Davacı tarafından sunulan deliller arasında yer alan belgelerde kaza nedeniyle vefat eden ——— desteğinden mahrum kalan anne ————- başvuruları üzerine yapılan ekspertiz neticesinde davacının dava dışı bu kişilerin vekili————— tarihli ödeme dekontu ile————TL ödeme yaptığı görülmüştür.

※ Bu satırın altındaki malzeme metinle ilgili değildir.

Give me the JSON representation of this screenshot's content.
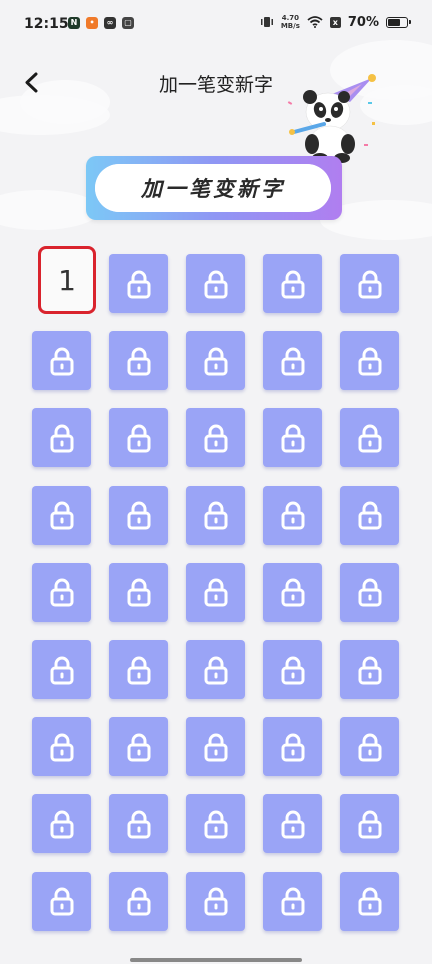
{
  "status_bar": {
    "time": "12:15",
    "net_speed_value": "4.70",
    "net_speed_unit": "MB/s",
    "battery_percent": "70%",
    "battery_level": 0.7
  },
  "header": {
    "title": "加一笔变新字"
  },
  "banner": {
    "title": "加一笔变新字"
  },
  "levels": {
    "columns": 5,
    "rows": 9,
    "unlocked": [
      {
        "index": 0,
        "label": "1"
      }
    ],
    "locked_icon": "lock-icon"
  },
  "colors": {
    "tile_locked": "#9aa4f6",
    "selected_border": "#d9232d",
    "banner_gradient_start": "#7cc8f6",
    "banner_gradient_end": "#b07ef0"
  }
}
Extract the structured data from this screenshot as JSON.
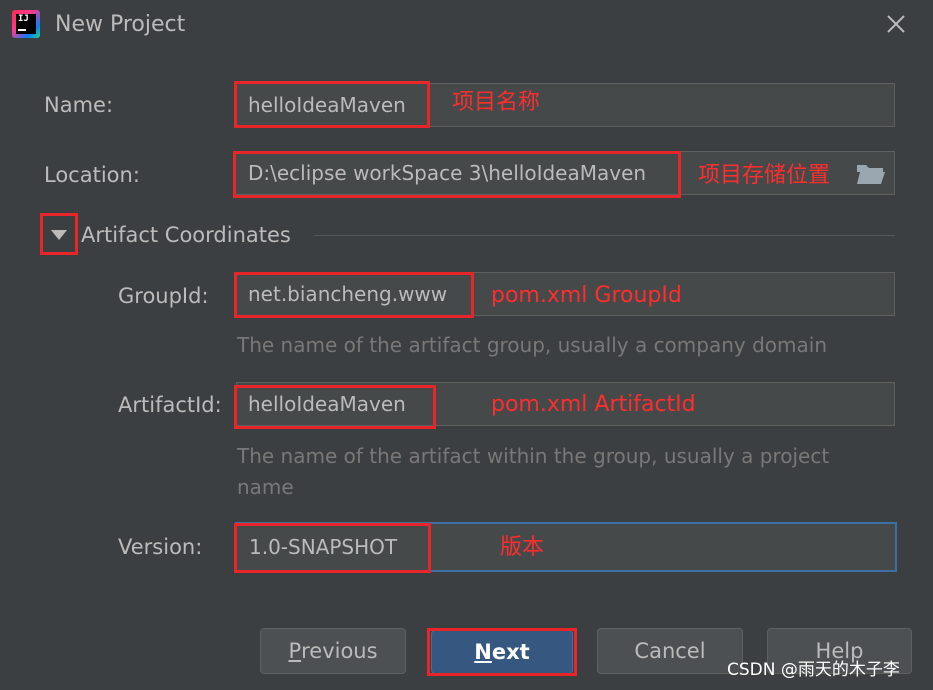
{
  "window": {
    "title": "New Project",
    "icon_text": "IJ"
  },
  "form": {
    "name": {
      "label": "Name:",
      "value": "helloIdeaMaven",
      "annotation": "项目名称"
    },
    "location": {
      "label": "Location:",
      "value": "D:\\eclipse workSpace 3\\helloIdeaMaven",
      "annotation": "项目存储位置"
    },
    "section": {
      "title": "Artifact Coordinates"
    },
    "group_id": {
      "label": "GroupId:",
      "value": "net.biancheng.www",
      "annotation": "pom.xml GroupId",
      "hint": "The name of the artifact group, usually a company domain"
    },
    "artifact_id": {
      "label": "ArtifactId:",
      "value": "helloIdeaMaven",
      "annotation": "pom.xml ArtifactId",
      "hint_line1": "The name of the artifact within the group, usually a project",
      "hint_line2": "name"
    },
    "version": {
      "label": "Version:",
      "value": "1.0-SNAPSHOT",
      "annotation": "版本"
    }
  },
  "buttons": {
    "previous": {
      "mnemonic": "P",
      "rest": "revious"
    },
    "next": {
      "mnemonic": "N",
      "rest": "ext"
    },
    "cancel": {
      "label": "Cancel"
    },
    "help": {
      "label": "Help"
    }
  },
  "watermark": "CSDN @雨天的木子李",
  "colors": {
    "background": "#3c3f41",
    "field": "#45494a",
    "primary_button": "#365880",
    "annotation_red": "#e8262a",
    "focus_border": "#3d6fa5"
  }
}
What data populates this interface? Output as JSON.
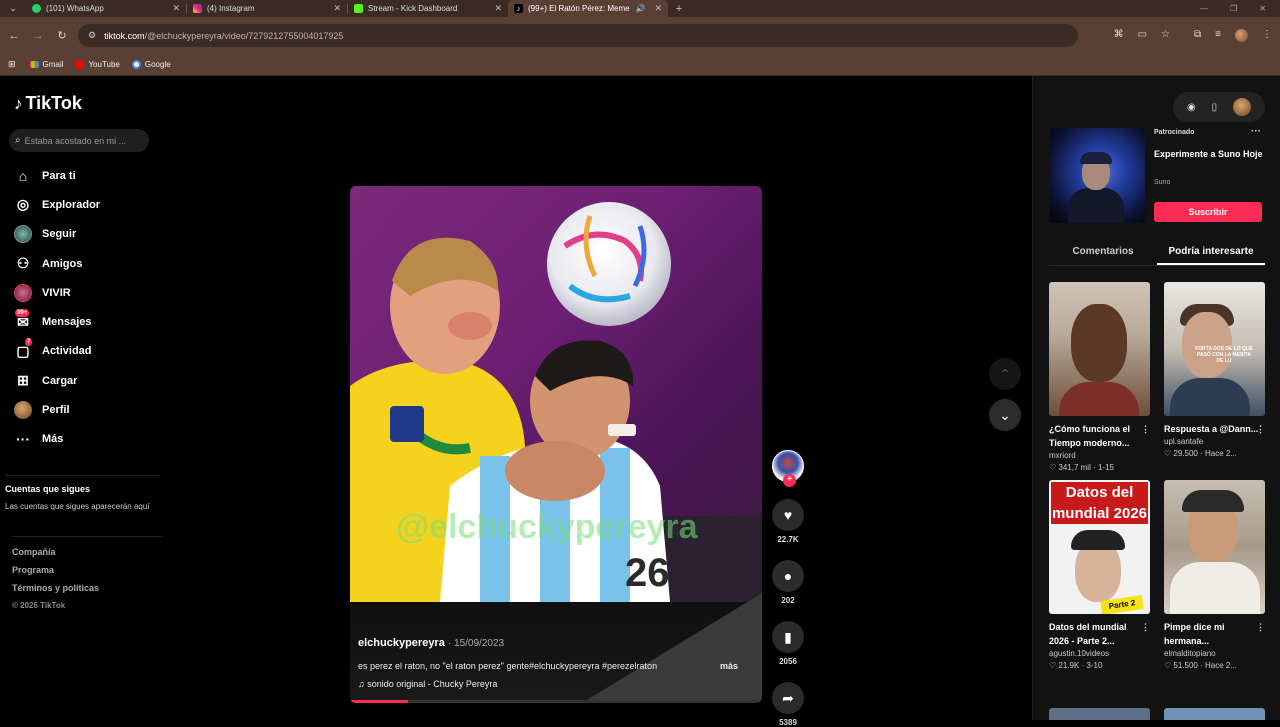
{
  "browser": {
    "tabs": [
      {
        "title": "(101) WhatsApp",
        "color": "#25d366"
      },
      {
        "title": "(4) Instagram",
        "color": "#e1306c"
      },
      {
        "title": "Stream - Kick Dashboard",
        "color": "#53fc18"
      },
      {
        "title": "(99+) El Ratón Pérez: Meme",
        "color": "#000000",
        "active": true
      }
    ],
    "url_host": "tiktok.com",
    "url_path": "/@elchuckypereyra/video/7279212755004017925",
    "bookmarks": [
      "Gmail",
      "YouTube",
      "Google"
    ]
  },
  "tiktok": {
    "logo": "TikTok",
    "search_placeholder": "Estaba acostado en mi ...",
    "nav": [
      {
        "label": "Para ti",
        "icon": "home-icon"
      },
      {
        "label": "Explorador",
        "icon": "compass-icon"
      },
      {
        "label": "Seguir",
        "icon": "following-icon"
      },
      {
        "label": "Amigos",
        "icon": "friends-icon"
      },
      {
        "label": "VIVIR",
        "icon": "live-icon"
      },
      {
        "label": "Mensajes",
        "icon": "messages-icon",
        "badge": "99+"
      },
      {
        "label": "Actividad",
        "icon": "activity-icon",
        "badge": "7"
      },
      {
        "label": "Cargar",
        "icon": "upload-icon"
      },
      {
        "label": "Perfil",
        "icon": "profile-icon"
      },
      {
        "label": "Más",
        "icon": "more-icon"
      }
    ],
    "following_header": "Cuentas que sigues",
    "following_empty": "Las cuentas que sigues aparecerán aquí",
    "footer": [
      "Compañía",
      "Programa",
      "Términos y políticas"
    ],
    "copyright": "© 2026 TikTok"
  },
  "video": {
    "watermark": "@elchuckypereyra",
    "author": "elchuckypereyra",
    "date": "· 15/09/2023",
    "description": "es perez el raton, no \"el raton perez\" gente#elchuckypereyra #perezelraton",
    "more": "más",
    "sound": "sonido original - Chucky Pereyra",
    "progress": 0.14,
    "likes": "22.7K",
    "comments": "202",
    "saves": "2056",
    "shares": "5389"
  },
  "right_panel": {
    "ad": {
      "label": "Patrocinado",
      "title": "Experimente a Suno Hoje",
      "brand": "Suno",
      "cta": "Suscribir"
    },
    "tabs": [
      "Comentarios",
      "Podría interesarte"
    ],
    "active_tab": "Podría interesarte",
    "cards": [
      {
        "title": "¿Cómo funciona el Tiempo moderno...",
        "author": "mxriord",
        "stats": "♡ 341,7 mil · 1-15"
      },
      {
        "title": "Respuesta a @Dann...",
        "author": "upl.santafe",
        "stats": "♡ 29.500 · Hace 2...",
        "thumb_text": "FORTA DOS DE LO QUE PASÓ CON LA MESITA DE LU"
      },
      {
        "title": "Datos del mundial 2026 - Parte 2...",
        "author": "agustin.10videos",
        "stats": "♡ 21.9K · 3-10",
        "banner": "Datos del mundial 2026",
        "tag": "Parte 2"
      },
      {
        "title": "Pimpe dice mi hermana...",
        "author": "elmalditopiano",
        "stats": "♡ 51.500 · Hace 2..."
      }
    ]
  }
}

Görevsizlik kararı verilen mahkemece dosya ilk olarak kusur yönünden değerlendirme yapılması için ———öğretim üyeleri olan bilirkişiler———– oluşan heyete tevdi edilerek rapor alınmış, anılan bilirkişilerce sunulan ——— tarihli raporda söz konusu kazanın meydana gelmesinde davalıya ait araç sürücüsü ——— asli ve tam kusurlu olduğu yönünde ki kanaati bildirir rapor tanzim edildiği görülmüştür.

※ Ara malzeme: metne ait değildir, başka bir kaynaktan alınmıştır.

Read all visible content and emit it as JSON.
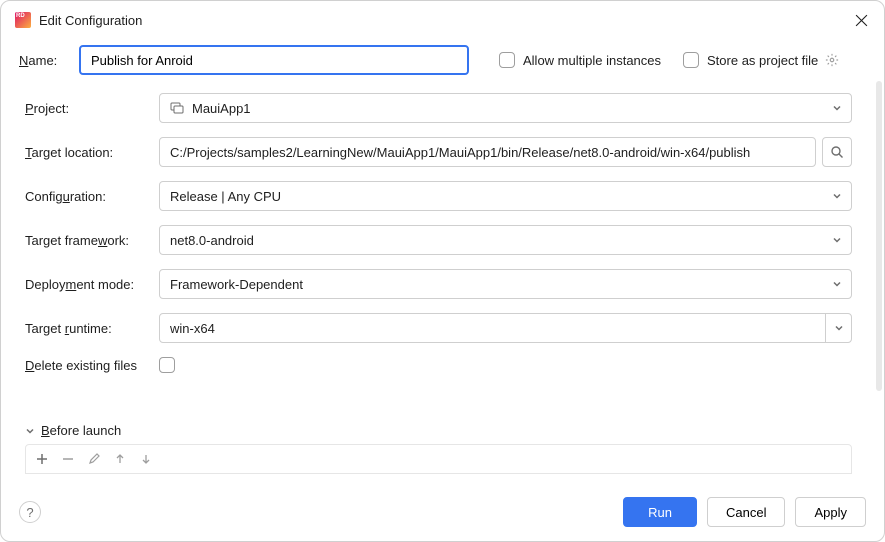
{
  "dialog": {
    "title": "Edit Configuration"
  },
  "name": {
    "label_pre": "N",
    "label_post": "ame:",
    "value": "Publish for Anroid"
  },
  "options": {
    "allow_multiple": "Allow multiple instances",
    "store_as_project": "Store as project file"
  },
  "fields": {
    "project": {
      "label_pre": "P",
      "label_post": "roject:",
      "value": "MauiApp1"
    },
    "target_location": {
      "label_pre": "T",
      "label_post": "arget location:",
      "value": "C:/Projects/samples2/LearningNew/MauiApp1/MauiApp1/bin/Release/net8.0-android/win-x64/publish"
    },
    "configuration": {
      "label": "Config",
      "u": "u",
      "label2": "ration:",
      "value": "Release | Any CPU"
    },
    "target_framework": {
      "label": "Target frame",
      "u": "w",
      "label2": "ork:",
      "value": "net8.0-android"
    },
    "deployment_mode": {
      "label": "Deploy",
      "u": "m",
      "label2": "ent mode:",
      "value": "Framework-Dependent"
    },
    "target_runtime": {
      "label": "Target ",
      "u": "r",
      "label2": "untime:",
      "value": "win-x64"
    },
    "delete_existing": {
      "u": "D",
      "label": "elete existing files"
    }
  },
  "sections": {
    "before_launch": {
      "u": "B",
      "label": "efore launch"
    }
  },
  "buttons": {
    "run": "Run",
    "cancel": "Cancel",
    "apply": "Apply"
  }
}
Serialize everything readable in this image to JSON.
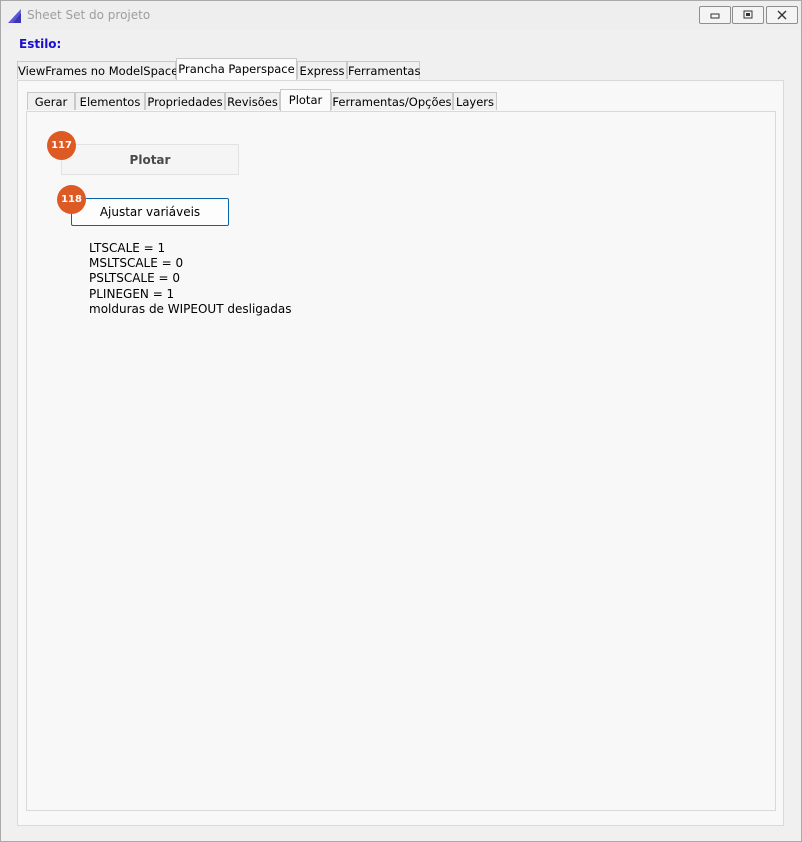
{
  "window": {
    "title": "Sheet Set do projeto",
    "controls": [
      "minimize",
      "restore",
      "close"
    ]
  },
  "style_label": "Estilo:",
  "main_tabs": [
    {
      "label": "ViewFrames no ModelSpace",
      "active": false
    },
    {
      "label": "Prancha Paperspace",
      "active": true
    },
    {
      "label": "Express",
      "active": false
    },
    {
      "label": "Ferramentas",
      "active": false
    }
  ],
  "sub_tabs": [
    {
      "label": "Gerar",
      "active": false
    },
    {
      "label": "Elementos",
      "active": false
    },
    {
      "label": "Propriedades",
      "active": false
    },
    {
      "label": "Revisões",
      "active": false
    },
    {
      "label": "Plotar",
      "active": true
    },
    {
      "label": "Ferramentas/Opções",
      "active": false
    },
    {
      "label": "Layers",
      "active": false
    }
  ],
  "buttons": {
    "plotar": {
      "label": "Plotar",
      "badge": "117"
    },
    "ajustar": {
      "label": "Ajustar variáveis",
      "badge": "118"
    }
  },
  "variables_info": [
    "LTSCALE = 1",
    "MSLTSCALE = 0",
    "PSLTSCALE = 0",
    "PLINEGEN = 1",
    "molduras de WIPEOUT desligadas"
  ],
  "colors": {
    "badge": "#de5a24",
    "style_label": "#1a0fd0",
    "focus_border": "#0a64a8"
  }
}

Yine görevsizlik kararı verilen mahkemece davacı tarafından hak sahiplerine ödenen tazminatın yerinde olup olmadığı hususunda aktüerya uzmanı ——– rapor alınmış sunulan ——– tarihli raporda davacının ödediği bedeli sigortalısından talep edebilmesi için ZMSS genel şartları B.4.d maddesi gereğince kazanın salt olarak alkolün etkisiyle gerçekleştiği hususunun ispat edilmesi gerektiği, yapılan hesaplama kapsamında hak sahibi anne ve babanın toplam zararının 95.908,90-TL olduğu, ancak sigorta şirketi tarafından hak sahiplerine 91.109,60-TL ödeme yapıldığı, yine destek ——- alkollü bildiği halde sürücü ———– idaresindeki araca binmesi sebebiyle zararın doğmasına ve artmasına sebebiyet verdiği kanaatine varılmakla TBK 52.maddesi uyarınca müterafik kusurunun bulunup bulunmadığı hususunda indirim hususunun mahkemenin takdirinde olduğu, yine aynı şekilde hatır taşıması sebebiyle indirim yapılması hususunun da mahkemenin takdirinde olduğu belirtildiği görülmüştür.

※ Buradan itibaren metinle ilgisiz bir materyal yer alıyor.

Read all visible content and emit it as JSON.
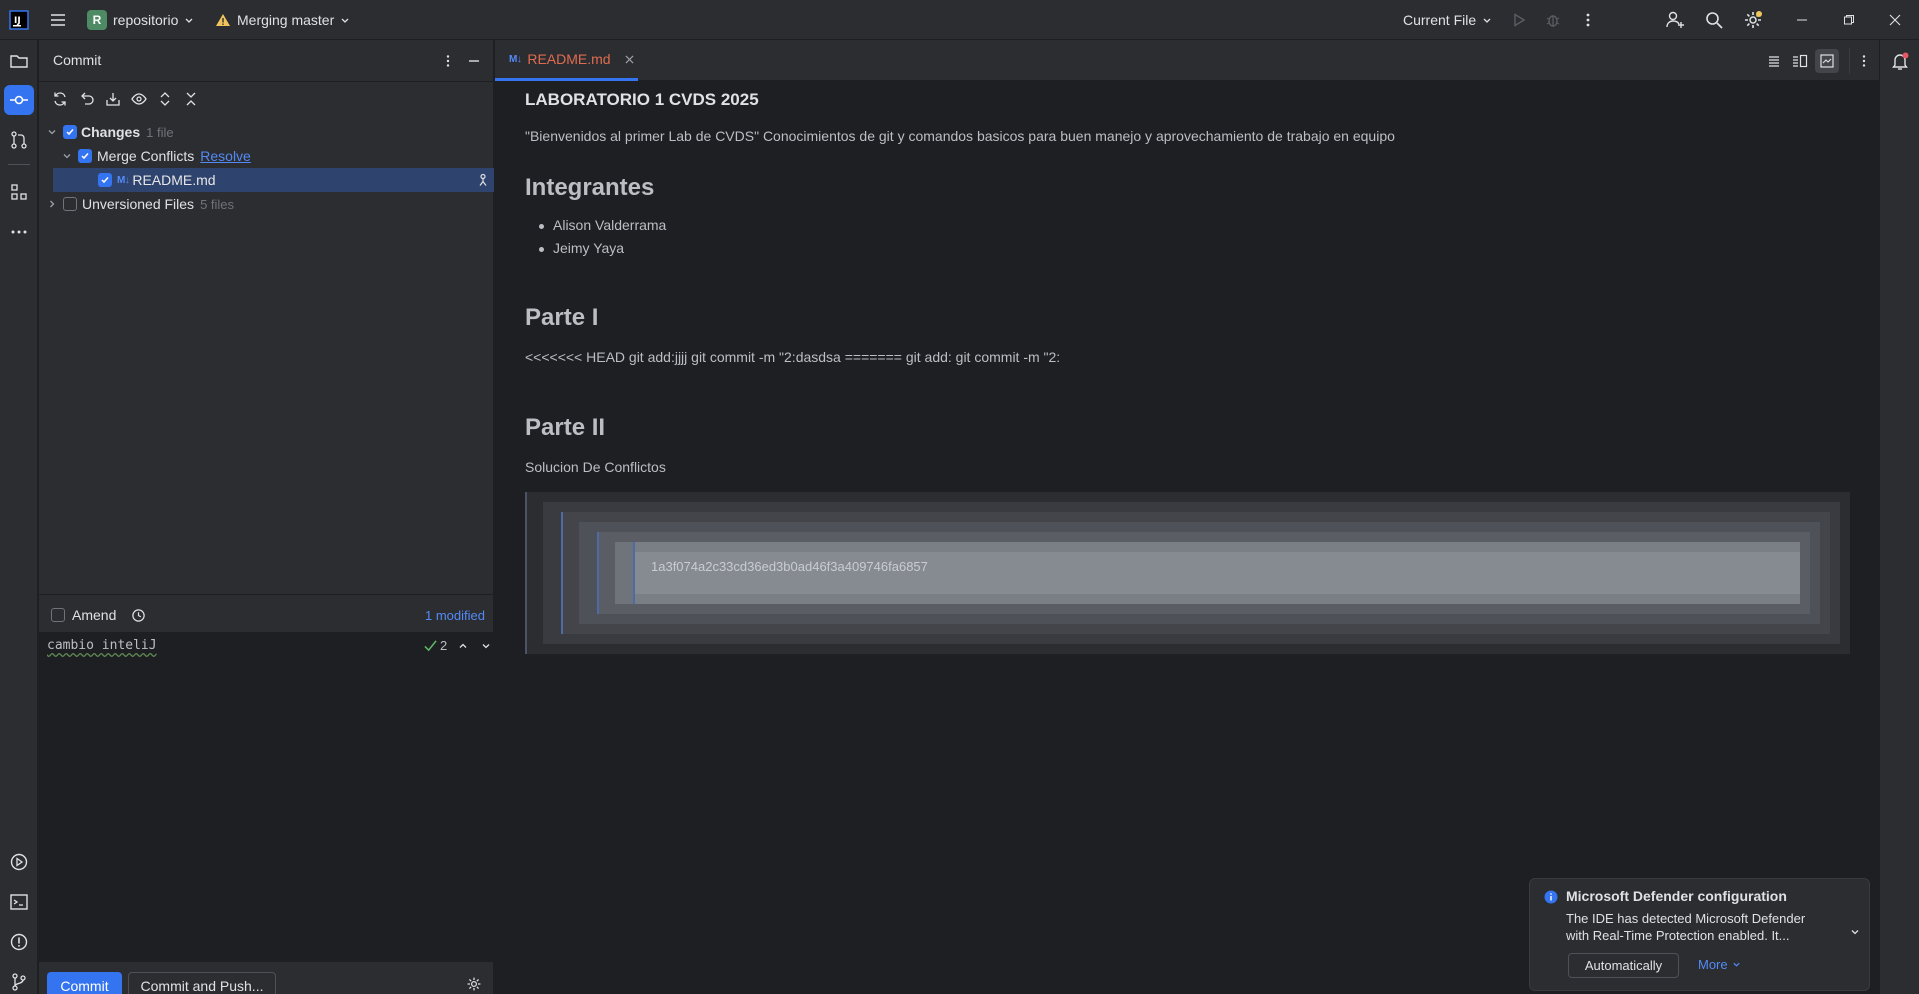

Dosyanın mahkememize tevzi edilmesinden sonra kazanın münhasıran alkolün etkisi ile meydana gelip gelmediği hususu nörolog bilirkişi ——- rapor alınmış, anılan bilirkişi tarafından sunulan 18/06/2018 tarihli raporda dava dışı sürücü ———— kaza esnasında 0,96 promil alkollü olduğu, kazanın oluş şekli dikkate alındığında ve günümüz adli tıp ve nöroloji birimlerinin verilerine göre 0,8 promil alkol değerinin araç sürücüsünün mesafe tahmini yapamamasına ve süratini kontrol edememesine sebebiyet verdiğini, kazanın münhasıran alkolün etkisi altında meydana geldiği kanaatine ilişkin rapor ve daha önce sunulan raporlar HMK 282 maddesi uyarınca denetime elverişli görülerek hükme esas alınmıştır.
Taraflar arasındaki uyuşmazlık, 19/09/2015 tarihinde meydana gelen trafik kazasında davacı tarafından ZMSS sigortası teminatı altında bulunan davalıya ait araç sürücüsünün alkollü olarak araç kullanması sebebiyle meydana gelen kazada tarafların kusur oranı kazanın davalı araç sürücüsünün münhasıran alkollü araç sürmesi sebebiyle meydana gelip gelmediği, davacı tarafından yapılan ödemenin dava dışı müteveffanın gelir durumuna göre desteğinden yoksun kalan anne ve babasının hak ettiği tazminat tutarına uygun olup olmadığı, davacı tarafından yapılan hatır ve birlikte kusur indirimlerinin emsal içtihatlara uygun olup olmadığı, bu kapsamda davacının ödediği bedeli davalı sigortalısından talep edip edemeyeceği, edebilir ise faizin başlangıç tarihi ve nevi hususlarında toplanmaktadır.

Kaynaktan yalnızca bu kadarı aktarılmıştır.